“I’m sorry I haven’t called,” I mumble. “Things here have been busy.”
“Oh, honey, don’t worry. We haven’t had a moment’s peace either.”
Crap. “Did you need me to come home and help pack anything? I’m sure if I explained to my professors they’d understand.”
“That’s what I was calling about,” she says.
My stomach drops and this faint buzzing blurs out everything except her voice. “You were?”
“Finny, you will not believe this.” She laughs, a sound a little too close to tears for my taste. “The Wednesday after you left, there was a freak frost. Ours was the only county unaffected.”
“Wh-what?” I manage to make it to a nearby bench before my legs finish going out from under me. A few students walk the nearby paths, but no one gives me a second look even though I’m pretty sure my head’s exploding. A freak frost.
There’s no such thing. Not one that carefully targets every county but one.
“We sold the crop for five times what we’ve gotten in the past.” The laughter’s turned into tears now. But I recognize this crying. It’s her Christmas-morning, Fourth-of-July-barbeque, just-got-home-from-another-perfect-wedding, my-son-got-into-college, life-is-beautiful-and-perfect crying. It makes my throat tight and my eyes prickle. “Finny, it’s a miracle.”
Miracles aren’t real. They don’t just happen. But right now, while my mother celebrates, I don’t care. “There’s money now? What about the farm?”
“We went to the bank this morning. It’s fine. We’re fine. The farm’s still ours. We aren’t going anywhere.”
“Holy crap.”
It doesn’t matter that I’m sitting in the middle of campus on a bench dressed in workout clothes. I tilt my head back and wipe away the tears spilling down my cheeks, laughing along with my mother.
Our home is safe. The place that’s meant the most to me all my life remains part of our family. Whatever happens to me, it will still be there to protect them.
It takes a while for our laughter to peter out and I enjoy the warmth of the autumn sun on my skin.
“Honey, can I ask you something?” She only waits long enough for me to make a noise of consent before she continues. “Have you thought about what you’re going to do with your magick?”
The bench back digs into my shoulder blades when I stiffen. I bluster for a moment, unable to decide what lie would hurt her the least, but Mom knows me too well. “I thought if you knew we were okay,” she says, “it might make the decision easier for you.”

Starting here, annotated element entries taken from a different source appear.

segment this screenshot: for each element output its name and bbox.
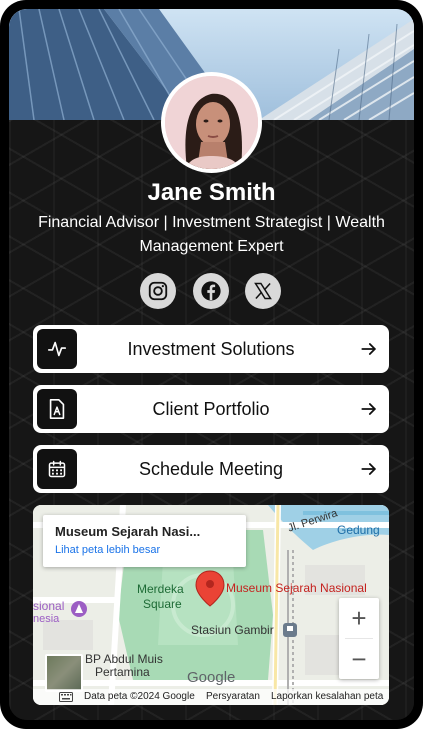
instagram-icon	[148, 281, 168, 301]
button-label: Investment Solutions	[127, 339, 295, 359]
facebook-icon	[201, 281, 221, 301]
instagram-button[interactable]	[140, 273, 176, 309]
map-zoom-control: + −	[339, 598, 379, 679]
profile-card: Jane Smith Financial Advisor | Investmen…	[9, 9, 414, 720]
map-attribution: Data peta ©2024 Google Persyaratan Lapor…	[33, 689, 389, 705]
facebook-button[interactable]	[193, 273, 229, 309]
activity-pulse-icon	[37, 329, 77, 369]
map-terms-link[interactable]: Persyaratan	[206, 691, 260, 702]
map-merdeka-label-2: Square	[143, 597, 182, 611]
map-abdul-label-2: Pertamina	[95, 665, 150, 679]
x-twitter-button[interactable]	[245, 273, 281, 309]
satellite-view-toggle[interactable]	[45, 654, 83, 692]
map-nasional-label-1: sional	[33, 599, 65, 613]
document-a-icon	[37, 389, 77, 429]
map-abdul-label-1: BP Abdul Muis	[85, 652, 163, 666]
embedded-map[interactable]: Museum Sejarah Nasi... Lihat peta lebih …	[33, 505, 389, 705]
social-links	[9, 273, 414, 311]
profile-name: Jane Smith	[147, 179, 276, 206]
schedule-meeting-button[interactable]: Schedule Meeting	[33, 445, 389, 493]
investment-solutions-button[interactable]: Investment Solutions	[33, 325, 389, 373]
x-twitter-icon	[254, 282, 272, 300]
button-label: Client Portfolio	[152, 399, 270, 419]
map-stasiun-label: Stasiun Gambir	[191, 623, 274, 637]
map-museum-label: Museum Sejarah Nasional	[226, 581, 367, 595]
map-report-link[interactable]: Laporkan kesalahan peta	[271, 691, 383, 702]
button-label: Schedule Meeting	[138, 459, 284, 479]
map-nasional-label-2: nesia	[33, 613, 60, 625]
avatar-photo	[165, 76, 258, 169]
phone-frame: Jane Smith Financial Advisor | Investmen…	[0, 0, 423, 729]
map-gedung-label: Gedung	[337, 523, 380, 537]
arrow-right-icon	[361, 343, 376, 355]
profile-avatar	[161, 72, 262, 173]
map-place-title: Museum Sejarah Nasi...	[55, 524, 201, 539]
view-larger-map-link[interactable]: Lihat peta lebih besar	[55, 544, 246, 556]
google-logo: Google	[187, 669, 236, 686]
zoom-in-button[interactable]: +	[339, 598, 379, 638]
map-data-credit: Data peta ©2024 Google	[84, 691, 195, 702]
arrow-right-icon	[361, 463, 376, 475]
client-portfolio-button[interactable]: Client Portfolio	[33, 385, 389, 433]
profile-subtitle: Financial Advisor | Investment Strategis…	[38, 214, 385, 255]
calendar-icon	[37, 449, 77, 489]
zoom-out-button[interactable]: −	[339, 639, 379, 679]
map-merdeka-label-1: Merdeka	[137, 582, 184, 596]
keyboard-icon[interactable]	[59, 692, 73, 702]
arrow-right-icon	[361, 403, 376, 415]
map-place-card: Museum Sejarah Nasi... Lihat peta lebih …	[43, 515, 246, 567]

I wonder if it would have changed my choice about closing myself off from the ley line. Mastering its magick was critical to supporting my parents, but Roark’s singular ability to share the experience became just as important to me. Knowing we would never again work together to forge that raw energy would reopen the wound of our separation every time I channeled. I don’t know if I could have handled that in the immediate aftermath. I don’t know if I’ll ever be able to handle it, or even want to try.
Mom’s still going, gaining speed as she builds to her real point. “Your father and I talked a lot after you left. We didn’t know how much pressure you were under. Until you told us what was happening, we never dreamed you’d try to make such an awful choice.”
“It wasn’t awful,” I protest, but the noise she makes is pure skepticism.
“You thought you had to pick us or your magick. The same magick you said was part of you.”
Heat prickles my ears and I know I’m flushing. When she says it like that, like it’s a delusion she can’t believe I lived with for so long, I feel awkwardly young and inexperienced. I pick at a small hole forming in my shirt and mumble, “I didn’t mind. I...I needed to protect you.”
“Finny, listen to me. Are you listening? We are your parents. It is our job to protect you. We didn’t do such a great job the past year—ah, ah, ah, don’t interrupt me, young man!—but that ends now. No more hiding, no more pretending everything is okay.” Her sigh gusts through the line. “You are not indebted to us because you were born. Your life is your own. However long or short you decide that is.”
I try to hide my sniffling as I use my shirt to mop away the fresh tears. Mom hears it anyway and I press the phone harder to my ear when she clears her throat. It takes a beat, but she says, “I may not know much about magick or its consequences, but I know about living. Heartache is a part of life. You have to walk with it. And when the time comes, you leave it behind and run toward hope, no matter the cost.”
“But you and Dad—”
“Only want you to be happy,” she interrupts. Her tenderness makes me cry harder and the shirt’s fabric grows damp against my hand when I continue to press it to my face. “We don’t have to understand. We just need to know it’s what you’ve chosen. Whatever happens, we’ll be okay. All of us.”
She waits patiently for the worst of the crying to end before asking, “Do you understand me, Finny? We’ll be okay.”
“Yeah, Mom. I heard you.”
“Good. Now that we have that little detail cleared up—”
I can’t contain a watery chuckle. “Little detail. Right.”